Metastasis-Directed Therapy May Delay ADT in Advanced Prostate Cancer

Metastasis-directed therapy (MDT) in selected patients with recurrent oligometastatic prostate cancer led to PSA responses in a majority of patients and delayed initiation of hormonal therapy by 18 months, a retrospective study showed.

Overall, 77 of 124 patients had PSA declines of more than 50% with surgery or stereotactic body radiation therapy (SBRT). In particular, surgery led to PSA responses in 80.5% of patients, and almost a third of patients remained progression free after 3 years.

The results showed that local treatment of oligometastatic prostate cancer without androgen deprivation therapy (ADT) is feasible and warrants prospective investigation of the strategy, reported Jack R. Andrews, MD, of the Mayo Clinic in Phoenix, and colleagues, in the Journal of Urology.

“To our knowledge, this is the first report evaluating the impact of MDT alone in solitary metastatic prostate cancer and is one of the largest studies to evaluate surgical and radiotherapy MDT in the absence of ADT,” the authors said. “These results indicate that further investigation is needed to define the role of MDT in oligometastatic prostate cancer.”

The findings add to those of prior smaller studies suggesting a beneficial effect of MDT in oligometastatic prostate cancer. A phase II randomized trial of 62 patients showed that those assigned to MDT with surgery or SBRT had improved outcomes and delayed initiation of ADT versus surveillance. In another small randomized study, 54 patients with oligorecurrent disease were managed by SBRT or surveillance, and the MDT group had improved outcomes.

A single-center retrospective analysis of almost 500 patients with oligometastatic prostate cancer showed that MDT with surgery or external beam radiation therapy led to better outcomes in patients with lymph node metastasis as compared with ADT but not in those with bony metastasis.

Similar evidence exists for other types of cancer. For example, a recent study in mutated non-small cell lung cancer showed that MDT led to “clinically meaningful” extension of targeted therapy after progression.

Historically, metastatic prostate cancer has been considered incurable, and the default treatment has been systemic therapy. The emergence of oligometastatic disease as an intermediate between localized and disseminated metastatic disease has led to a “seismic shift” in clinical thinking, suggesting some patients might be cured by a combination of local and MDT. Whether MDT without ADT has a role in advanced prostate cancer remains controversial, and results with MDT have been biased by inclusion of patients who received ADT, according to Andrews’ group.

To examine MDT without ADT, investigators retrospectively identified 124 consecutive patients who had a solitary metachronous metastatic lesion identified by PET imaging and treated during 2008 to 2018. Patients with nodal metastases were treated with surgery (n=67).
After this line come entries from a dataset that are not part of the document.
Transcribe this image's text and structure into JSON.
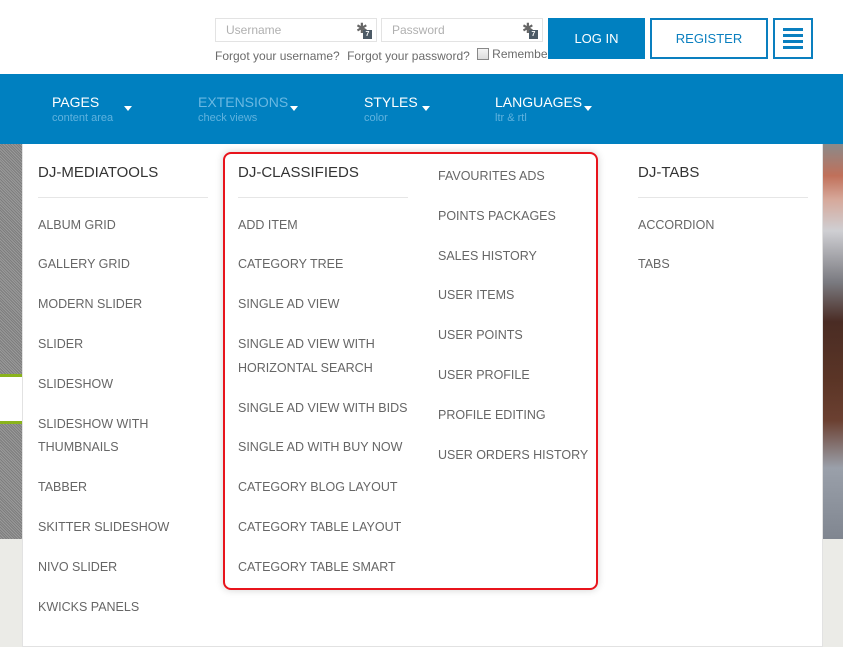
{
  "login": {
    "username_placeholder": "Username",
    "password_placeholder": "Password",
    "forgot_username": "Forgot your username?",
    "forgot_password": "Forgot your password?",
    "remember_me": "Remember Me",
    "remember_checked": false,
    "key_badge": "7",
    "login_button": "LOG IN",
    "register_button": "REGISTER"
  },
  "colors": {
    "primary": "#0080c0",
    "highlight_border": "#e8141c",
    "accent_green": "#8ab31c"
  },
  "nav": {
    "items": [
      {
        "title": "PAGES",
        "subtitle": "content area",
        "active": false
      },
      {
        "title": "EXTENSIONS",
        "subtitle": "check views",
        "active": true
      },
      {
        "title": "STYLES",
        "subtitle": "color",
        "active": false
      },
      {
        "title": "LANGUAGES",
        "subtitle": "ltr & rtl",
        "active": false
      }
    ]
  },
  "mega_menu": {
    "columns": [
      {
        "title": "DJ-MEDIATOOLS",
        "items": [
          "ALBUM GRID",
          "GALLERY GRID",
          "MODERN SLIDER",
          "SLIDER",
          "SLIDESHOW",
          "SLIDESHOW WITH",
          "THUMBNAILS",
          "TABBER",
          "SKITTER SLIDESHOW",
          "NIVO SLIDER",
          "KWICKS PANELS"
        ]
      },
      {
        "title": "DJ-CLASSIFIEDS",
        "items": [
          "ADD ITEM",
          "CATEGORY TREE",
          "SINGLE AD VIEW",
          "SINGLE AD VIEW WITH",
          "HORIZONTAL SEARCH",
          "SINGLE AD VIEW WITH BIDS",
          "SINGLE AD WITH BUY NOW",
          "CATEGORY BLOG LAYOUT",
          "CATEGORY TABLE LAYOUT",
          "CATEGORY TABLE SMART"
        ],
        "items_col2": [
          "FAVOURITES ADS",
          "POINTS PACKAGES",
          "SALES HISTORY",
          "USER ITEMS",
          "USER POINTS",
          "USER PROFILE",
          "PROFILE EDITING",
          "USER ORDERS HISTORY"
        ]
      },
      {
        "title": "DJ-TABS",
        "items": [
          "ACCORDION",
          "TABS"
        ]
      }
    ]
  }
}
Patients who underwent pelvic lymphadenectomy did not receive pelvic irradiation. Those with bony metastases, as well as a few with lymph node metastases, received SBRT (n=57).
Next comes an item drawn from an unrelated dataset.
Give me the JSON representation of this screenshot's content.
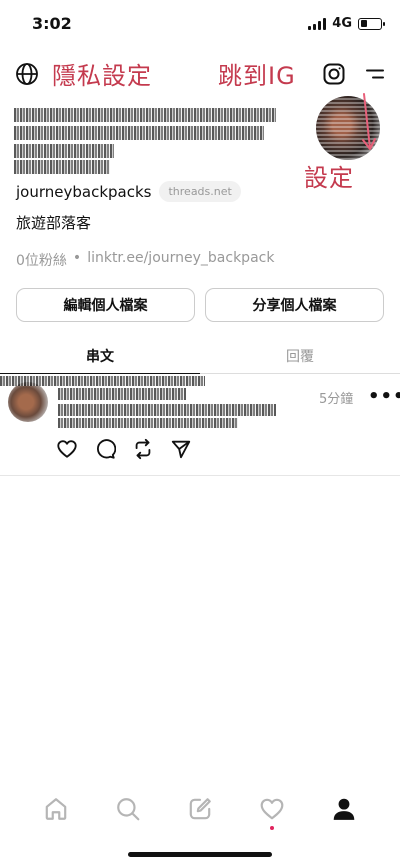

The primary outcome was PSA response, defined as >50% decline from pre-MDT to 3-month follow-up. Biochemical progression after MDT was defined as a PSA level >0.2 ng/mL on two consecutive assessments. Radiographic progression was defined as any new lesion identified by PET imaging. Investigators defined ADT as conventional hormonal therapy, surgical castration, or second-generation antiandrogens.

MDT achieved PSA responses in 62% of the patients, 80.5% with surgery and 40.3% with SBRT. Among patients treated surgically, 31 (46%) had a complete response, 23 (34%) had a good response (PSA decline of 50%-99%), and six (9%) had a partial response (≤49%). In the SBRT group, 11 (19%) had a complete PSA response, 12 (21%) had a good response, and 19 (33%) had a partial response.

The 3-year biochemical PFS 17.9% with surgery and 12.3% with SBRT. Median time to radiographic progression was 14.9 months with surgery and 9.5 months with SBRT.

Surgery delayed initiation of ADT for 18.5 months and SBRT for 17.5 months. Delay in initiation of ADT ranged from 8.4 to 44.7 months. Patients treated surgically had a 3-year median PFS of 29% as compared with 17.0% with SBRT.

Study limitations included the inherent selection bias associated with retrospective studies, use of C-11 choline PET imaging versus standard PET, and selection of patients most likely to benefit from MDT.

“Despite the limitation, the results characterize the outcomes and highlight the role of MDT without ADT,” the authors concluded. “Further high-quality, prospective studies are warranted to expand the selection criteria for MDT, define the roles of surgical and SBRT MDT, and assess the role of MDT in patients with de novo metastatic prostate cancer.”